Shall I compare thee...? ~ theatre notes

Sunday, March 02, 2008

Shall I compare thee...?

Sunday afternoon, and back from a pleasant amble in the sunshine with the mutt before heading to an early session of The Hayloft Project's Chekhov Recut: Platonov. Of which more in due course. However, during my wanderings I found myself musing, in Coleridgean fashion*, on some recent arguments on - or even off - this blog, and this led me to pondering some occasions where people have taken exception to comparisons I have made. I am always happy if people argue with me - if they are arguing with what I say rather than traducing my character, that is - but it occurred to me that some of these arguments might stem from a misunderstanding.

Comparison may be odious, but if you're a critic, it is also inevitable. Just as no man is entire of itself, neither is any work: it is part of the complex ecology of culture. One of the things I seek to do here is to sketch a map of relationship, with which I might speculatively trace the genealogy and context of a work. And a misunderstanding might follow from mistaking this kind of comparison for a qualitative rather than a descriptive claim. Of course, it may be both; but usually I am primarily attempting to be descriptive.

One example: I got some friendly schtick recently when I compared a short film to Tarkovsky, Malick and Herzog. Put baldly like that, it might seem over the top. But I actually said: "It's not hyperbole to say that this genuinely poetic film recalls Werner Herzog (it bears affinities with Aguirre: The Wrath of God, but lacks Herzog's Eurocentric shonkiness), or that in its poetic rhythms, particularly in how it makes landscape a character in the film, it has qualities you see in the work of Andrei Tarkovsky or Terrence Malick." After the poking, I read over my comments carefully, wondering if I had been having one of those "best actor of his generation" moments (yes, such statements make me blush in retrospect, however richly deserved they might be) and I remained unswayed.

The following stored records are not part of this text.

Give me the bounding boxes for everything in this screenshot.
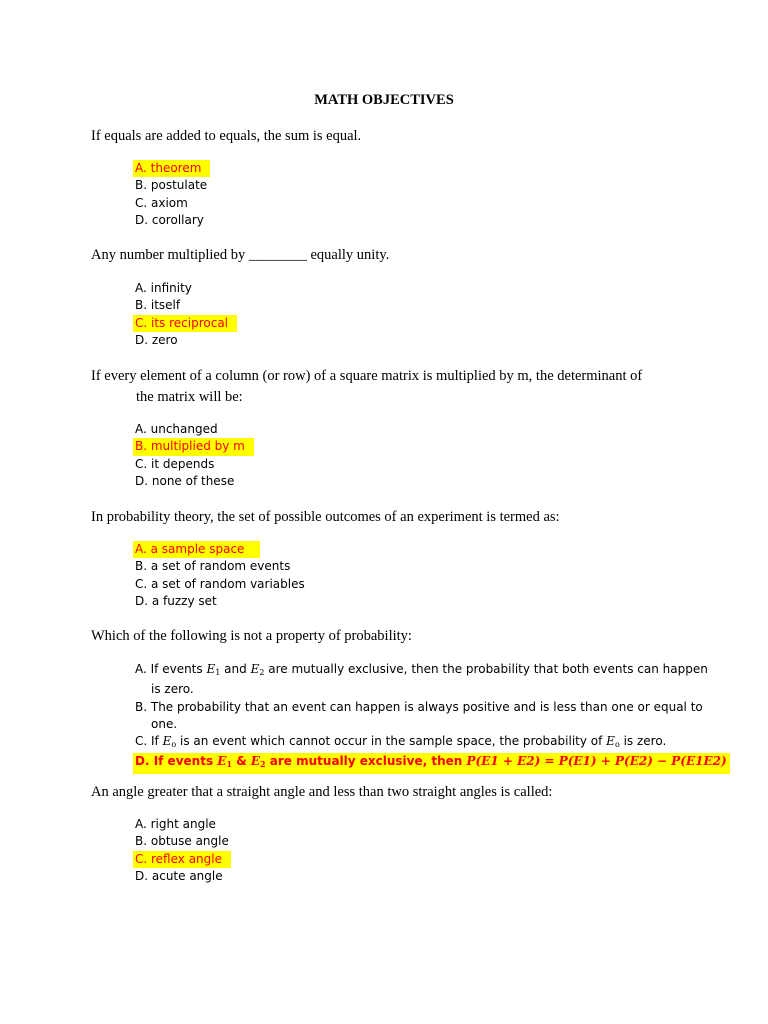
question-5-option-d [135, 753, 727, 773]
question-5-option-b: B. The probability that an event can happen is always positive and is less than one or equal to one. [135, 699, 703, 731]
question-1-option-d: D. corollary [135, 212, 204, 227]
question-6-option-d: D. acute angle [135, 868, 223, 883]
question-4-option-d: D. a fuzzy set [135, 593, 217, 608]
question-2-options [135, 280, 695, 349]
answer-highlight: A. theorem [133, 160, 210, 177]
question-2-option-d: D. zero [135, 332, 178, 347]
question-4-option-b: B. a set of random events [135, 559, 291, 574]
question-6-option-c [135, 851, 695, 868]
question-6-option-b: B. obtuse angle [135, 834, 229, 849]
question-1-option-a [135, 160, 695, 177]
answer-highlight: C. its reciprocal [133, 315, 237, 332]
question-1-options [135, 160, 695, 229]
page-title: MATH OBJECTIVES [314, 92, 454, 108]
question-1-option-b: B. postulate [135, 178, 208, 193]
question-4-options [135, 541, 695, 610]
question-1-text: If equals are added to equals, the sum is equal. [91, 128, 362, 144]
question-5-options [135, 661, 727, 774]
question-3-option-b [135, 438, 695, 455]
question-3-options [135, 421, 695, 490]
question-3-text [91, 366, 681, 408]
question-5-text: Which of the following is not a property of probability: [91, 628, 412, 644]
answer-highlight: D. If events $E_1$ & $E_2$ are mutually exclusive, then P(E1 + E2) = P(E1) + P(E2) − P(E1E2) [133, 753, 730, 773]
question-2-option-a: A. infinity [135, 281, 192, 295]
question-6-option-a: A. right angle [135, 817, 216, 831]
question-2-option-c [135, 315, 695, 332]
answer-highlight: C. reflex angle [133, 851, 231, 868]
question-3-option-a: A. unchanged [135, 422, 218, 436]
question-4-option-a [135, 541, 695, 558]
answer-highlight: A. a sample space [133, 541, 260, 558]
question-3-option-c: C. it depends [135, 456, 215, 471]
question-6-options [135, 816, 695, 885]
question-5-option-c: C. If $E_o$ is an event which cannot occur in the sample space, the probability of $E_o$ is zero. [135, 734, 667, 750]
question-4-text: In probability theory, the set of possible outcomes of an experiment is termed as: [91, 509, 560, 525]
answer-highlight: B. multiplied by m [133, 438, 254, 455]
question-3-line-2: the matrix will be: [136, 389, 243, 405]
question-6-text: An angle greater that a straight angle and less than two straight angles is called: [91, 784, 553, 800]
probability-formula: P(E1 + E2) = P(E1) + P(E2) − P(E1E2) [466, 754, 727, 769]
question-3-line-1: If every element of a column (or row) of a square matrix is multiplied by m, the determinant of [91, 368, 643, 384]
question-1-option-c: C. axiom [135, 195, 188, 210]
question-2-text: Any number multiplied by ________ equally unity. [91, 247, 390, 263]
question-4-option-c: C. a set of random variables [135, 576, 305, 591]
question-3-option-d: D. none of these [135, 473, 235, 488]
question-5-option-a: A. If events $E_1$ and $E_2$ are mutually exclusive, then the probability that both events can happen is zero. [135, 662, 708, 697]
question-2-option-b: B. itself [135, 298, 181, 313]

The film does bear affinities with Aguirre, and it does have those qualities. And that is what I meant.

Still, very few people will read with the same care as the anxious writer. I remember, chastened, the colleague who taxed me with the claim that I had said TS Eliot was a "minor poet". This was such a complete misreading of a complex and carefully qualified argument that I could only blink: where does one begin? Is it worth chastising myself if I lapse into windy generalisation or unsupported claim-staking, if nobody notices the difference when I don't? The answer goes both ways: if I wish only to avoid public censure, then of course it isn't worth it. But in the end, I guess I have to earn my own respect as well.

* Many a man, who has contrived to hide his ruling passion or predominant defect from himself, will betray the same to dispassionate observers, by his proneness on all occasions to suspect or accuse others of it. ...As long therefore as I obtrude no unsupported assertions on my Readers; and as long as I state my opinions and the evidence which induced or compelled me to adopt them, with calmness and that diffidence in myself, which is by no means incompatible with a firm belief in the justness of the opinions themselves; while I attack no man's private life from any cause, and detract from no man's honors in his public character, from the truth of his doctrines, or the merits of his compositions, without detailing all my reasons and resting the result solely on the arguments adduced; while I moreover explain fully the motives of duty, which influenced me in resolving to institute such investigation; while I confine all asperity of censure, and all expressions of contempt, to gross violations of truth, honor, and decency, to the base corruptor and the detected slanderer; while I write on no subject, which I have not studied with my best attention, on no subject which my education and acquirements have incompacitated me from properly understanding; and above all while I approve myself, alike in praise and in blame, in close reasoning and in impassioned declamation, a steady FRIEND to the two best and surest friends of all men, TRUTH and HONESTY; I will not fear an accusation of either Presumption or Arrogance from the good and the wise, I shall pity it from the weak, and welcome it from the wicked.

- from The Friend, Samuel Taylor Coleridge

2 comments:

Chris Boyd said...

I do love it when little Miss Alison comes over all "butter wouldn't melt in my mouth"!! But sometimes, m'dear, while you're telling the world how much like butter this new margarine is, you (willfully!) fail to acknowledge that you're cookin' with ghee. And the difference is what makes it interesting, not the similarity.

Failing to notice that the yellow goo it's not spread-for-bread at all smacks of, well, ideology. You're imposing a taxonomy not distilling one from what's in front of you.

Alison Croggon said...

Are you not reading me again, Chris? I'm quoting Coleridge as a war banner!!! How is that butterish or prim or coy or whatever I'm supposed to be being?

And - ideology? Ploise exploin. What do you mean by ideology here? A constellation of ideational references, as Robert Musil defines it? In that case, guilty as charged. A narrow and rigid grid of preconceived ideas jammed over all my perceptions? I absolutely reject that. Otherwise, I wave my hand towards Coleridge again: the Man says it all very well.